Не это беспокоило ее.
Со Светланой Петровной случилось нечто невыразимо ужасное. Нечто такое, в чем она пугалась признаться себе самой. Этого не должно было случиться с ней. Ей было страшно, стыдно и весело. Давно, очень давно она не испытывала ничего подобного. Ее неотвратимо тянуло к мужчине. И этот мужчина не был ее мужем.
Время от времени устававший парить клиентов, Удищев устраивал на вилле семейные дни, вывозя жену с детьми из загазованного, отравленного смогом города в проветриваемые долинными ветрами предгорья. И с некоторых пор она вдруг поняла, что ждет этих дней с большим нетерпением, чем прежде, а когда запланированные выезды вдруг срываются, расстраивается сильнее, чем это того заслуживает.
Светлана Петровна часто думала о человеке без имени и не видела в этом ничего странного. Как все женщины она была любопытна, и ее занимала загадка бродяги с лицом святого. Несомненно, это был человек необычный. Кем он был в забытой им жизни, чем занимался, кто окружал его? Помимо воли она сочиняла ему биографию. В ее фантазиях он был летчиком полярной авиации, архитектором, инженером, врачом. Но многовариантные судьбы его были едины в одном — однажды ему изменяла жена. Причем делала это так вызывающе оскорбительно, что предательство ломало сильного человека, и сама судьба спасала его от сумасшествия, лишая памяти.
От прошлой жизни осталась в нем осанка свободного, знающего себе цену человека, умный, хотя и несколько затравленный взгляд, красивые руки, сдержанные манеры. Светлана Петровна, натура романтическая и сострадательная, подмечая эти детали, мечтала найти способ вернуть ему память. Хотя кто знает, какой ужас может скрываться в его прошлом.
Когда много думаешь о человеке, рано или поздно он приснится тебе. А на этой территории ты не защищена благоразумием. Там ты поступаешь не так, как надо, а так, как хочется. Однажды она проснулась в давно не испытываемой неге. Во сне человек без имени ласкал ее, и ей это нравилось. Во сне он был ее первым мужчиной, и каждое его прикосновение вызывало невыразимо сладкое томление и било нежным током. Она должна была испытать стыд. Все-таки это была измена, хотя и во сне. Но ничего не испытала, кроме желания как можно быстрее вернуться в сон. Ей отчего-то казалось, что в эти мгновения человек без имени видит то же самое и так же безуспешно пытается заснуть.

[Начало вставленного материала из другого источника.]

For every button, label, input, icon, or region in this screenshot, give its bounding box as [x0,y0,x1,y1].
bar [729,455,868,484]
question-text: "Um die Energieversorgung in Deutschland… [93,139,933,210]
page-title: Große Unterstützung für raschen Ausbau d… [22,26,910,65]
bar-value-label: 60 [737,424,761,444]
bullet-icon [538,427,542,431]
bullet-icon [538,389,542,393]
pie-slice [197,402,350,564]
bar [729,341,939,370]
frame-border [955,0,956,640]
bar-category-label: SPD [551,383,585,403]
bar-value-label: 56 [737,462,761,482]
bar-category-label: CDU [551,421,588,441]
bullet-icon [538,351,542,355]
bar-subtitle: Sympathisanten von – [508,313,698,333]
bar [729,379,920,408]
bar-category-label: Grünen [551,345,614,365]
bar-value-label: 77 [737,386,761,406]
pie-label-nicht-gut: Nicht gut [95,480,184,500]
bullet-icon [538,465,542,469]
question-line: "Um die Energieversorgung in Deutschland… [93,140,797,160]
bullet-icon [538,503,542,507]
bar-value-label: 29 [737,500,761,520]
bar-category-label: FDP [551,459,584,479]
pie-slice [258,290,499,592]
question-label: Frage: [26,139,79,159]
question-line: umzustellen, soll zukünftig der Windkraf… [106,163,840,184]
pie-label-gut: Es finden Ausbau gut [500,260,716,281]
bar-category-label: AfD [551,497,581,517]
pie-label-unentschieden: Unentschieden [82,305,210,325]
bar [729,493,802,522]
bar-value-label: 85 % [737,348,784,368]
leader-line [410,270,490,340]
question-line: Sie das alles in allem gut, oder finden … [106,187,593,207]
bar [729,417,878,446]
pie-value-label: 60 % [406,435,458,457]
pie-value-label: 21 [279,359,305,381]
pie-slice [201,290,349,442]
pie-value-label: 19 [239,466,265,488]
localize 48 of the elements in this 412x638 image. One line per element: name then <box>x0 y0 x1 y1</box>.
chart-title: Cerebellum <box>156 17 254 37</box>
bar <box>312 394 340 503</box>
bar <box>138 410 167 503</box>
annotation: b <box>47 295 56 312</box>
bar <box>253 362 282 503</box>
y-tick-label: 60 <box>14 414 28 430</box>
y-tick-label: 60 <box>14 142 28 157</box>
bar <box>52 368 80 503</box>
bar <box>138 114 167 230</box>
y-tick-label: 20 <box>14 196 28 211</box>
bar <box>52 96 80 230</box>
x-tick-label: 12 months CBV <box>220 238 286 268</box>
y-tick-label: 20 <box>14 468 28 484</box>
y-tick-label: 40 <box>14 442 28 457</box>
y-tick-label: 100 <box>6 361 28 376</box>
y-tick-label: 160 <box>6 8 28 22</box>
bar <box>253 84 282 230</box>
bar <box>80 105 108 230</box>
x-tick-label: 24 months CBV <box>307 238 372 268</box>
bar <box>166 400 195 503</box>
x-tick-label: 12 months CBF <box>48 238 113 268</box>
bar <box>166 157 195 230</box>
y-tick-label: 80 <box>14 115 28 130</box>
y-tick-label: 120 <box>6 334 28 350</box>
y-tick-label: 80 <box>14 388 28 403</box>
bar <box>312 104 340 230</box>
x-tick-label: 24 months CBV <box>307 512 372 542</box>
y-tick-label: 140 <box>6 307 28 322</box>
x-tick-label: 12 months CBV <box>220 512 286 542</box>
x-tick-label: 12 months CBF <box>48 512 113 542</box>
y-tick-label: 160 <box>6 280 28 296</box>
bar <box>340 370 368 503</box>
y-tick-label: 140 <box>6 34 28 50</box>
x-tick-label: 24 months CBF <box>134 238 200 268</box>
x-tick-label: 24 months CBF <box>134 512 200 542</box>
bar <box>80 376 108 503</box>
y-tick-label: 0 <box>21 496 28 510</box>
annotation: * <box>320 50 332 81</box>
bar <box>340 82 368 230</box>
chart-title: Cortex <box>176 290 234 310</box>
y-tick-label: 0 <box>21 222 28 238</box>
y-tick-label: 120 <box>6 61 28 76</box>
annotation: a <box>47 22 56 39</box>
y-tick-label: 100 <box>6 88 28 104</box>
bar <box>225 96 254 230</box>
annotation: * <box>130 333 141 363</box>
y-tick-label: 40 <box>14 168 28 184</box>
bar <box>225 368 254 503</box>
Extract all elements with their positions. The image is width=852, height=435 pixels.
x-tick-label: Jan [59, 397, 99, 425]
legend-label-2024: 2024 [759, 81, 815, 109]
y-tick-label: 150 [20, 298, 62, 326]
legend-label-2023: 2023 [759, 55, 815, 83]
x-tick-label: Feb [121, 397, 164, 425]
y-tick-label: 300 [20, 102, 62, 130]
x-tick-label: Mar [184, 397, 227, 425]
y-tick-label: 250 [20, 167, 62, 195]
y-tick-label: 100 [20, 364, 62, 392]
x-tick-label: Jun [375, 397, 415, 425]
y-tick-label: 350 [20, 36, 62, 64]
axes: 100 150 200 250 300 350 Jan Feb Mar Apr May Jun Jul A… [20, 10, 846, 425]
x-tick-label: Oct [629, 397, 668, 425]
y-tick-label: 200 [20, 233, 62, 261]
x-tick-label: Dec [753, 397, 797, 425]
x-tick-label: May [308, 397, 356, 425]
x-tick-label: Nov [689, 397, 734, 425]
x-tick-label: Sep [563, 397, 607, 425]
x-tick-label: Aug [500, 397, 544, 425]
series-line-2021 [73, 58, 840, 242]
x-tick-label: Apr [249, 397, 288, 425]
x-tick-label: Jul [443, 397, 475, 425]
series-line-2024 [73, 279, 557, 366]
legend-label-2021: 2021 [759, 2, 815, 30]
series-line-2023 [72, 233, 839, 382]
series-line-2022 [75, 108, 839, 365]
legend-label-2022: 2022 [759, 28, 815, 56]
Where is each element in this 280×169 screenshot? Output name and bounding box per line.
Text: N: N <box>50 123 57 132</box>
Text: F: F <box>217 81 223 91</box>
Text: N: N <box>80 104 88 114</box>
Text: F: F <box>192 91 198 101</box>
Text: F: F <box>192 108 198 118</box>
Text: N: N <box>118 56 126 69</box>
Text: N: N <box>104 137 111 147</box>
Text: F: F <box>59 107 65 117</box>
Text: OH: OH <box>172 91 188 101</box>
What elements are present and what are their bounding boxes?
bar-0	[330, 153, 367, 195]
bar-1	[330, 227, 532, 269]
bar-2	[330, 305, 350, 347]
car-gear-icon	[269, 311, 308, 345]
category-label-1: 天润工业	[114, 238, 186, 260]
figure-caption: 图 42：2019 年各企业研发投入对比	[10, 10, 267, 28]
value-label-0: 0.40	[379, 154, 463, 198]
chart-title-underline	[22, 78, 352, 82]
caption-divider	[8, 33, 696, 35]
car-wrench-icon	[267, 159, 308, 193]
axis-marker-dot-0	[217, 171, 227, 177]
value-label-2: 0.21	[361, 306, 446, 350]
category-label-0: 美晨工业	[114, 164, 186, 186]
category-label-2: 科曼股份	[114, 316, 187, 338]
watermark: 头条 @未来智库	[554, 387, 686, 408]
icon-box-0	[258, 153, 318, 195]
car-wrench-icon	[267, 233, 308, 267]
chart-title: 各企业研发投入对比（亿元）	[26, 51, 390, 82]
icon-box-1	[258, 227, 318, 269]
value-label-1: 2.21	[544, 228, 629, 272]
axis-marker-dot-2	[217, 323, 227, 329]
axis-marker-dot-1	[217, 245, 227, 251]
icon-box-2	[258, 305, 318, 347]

Обнаружив в себе смятение чувств, Светлана Петровна испугалась себя. В редкие выезды в загородный дом вела себя с человеком без имени подчеркнуто сдержанно и даже холодно. Мало ли кто может нравиться замужней женщине. Этот неизвестный человек привлекателен именно своей неизвестностью. Это делает его книжным героем, которого додумываешь и делаешь лучше, чем он может быть. К нему и нужно относиться как к человеку придуманному, не существующему. Тем более что это, принимая во внимание его беспамятство, так и есть. К тому же Светлана Петровна ясно видела недостатки человека без имени. Он совершенно был лишен агрессивных качеств, необходимых мужчине. Святых невозможно любить.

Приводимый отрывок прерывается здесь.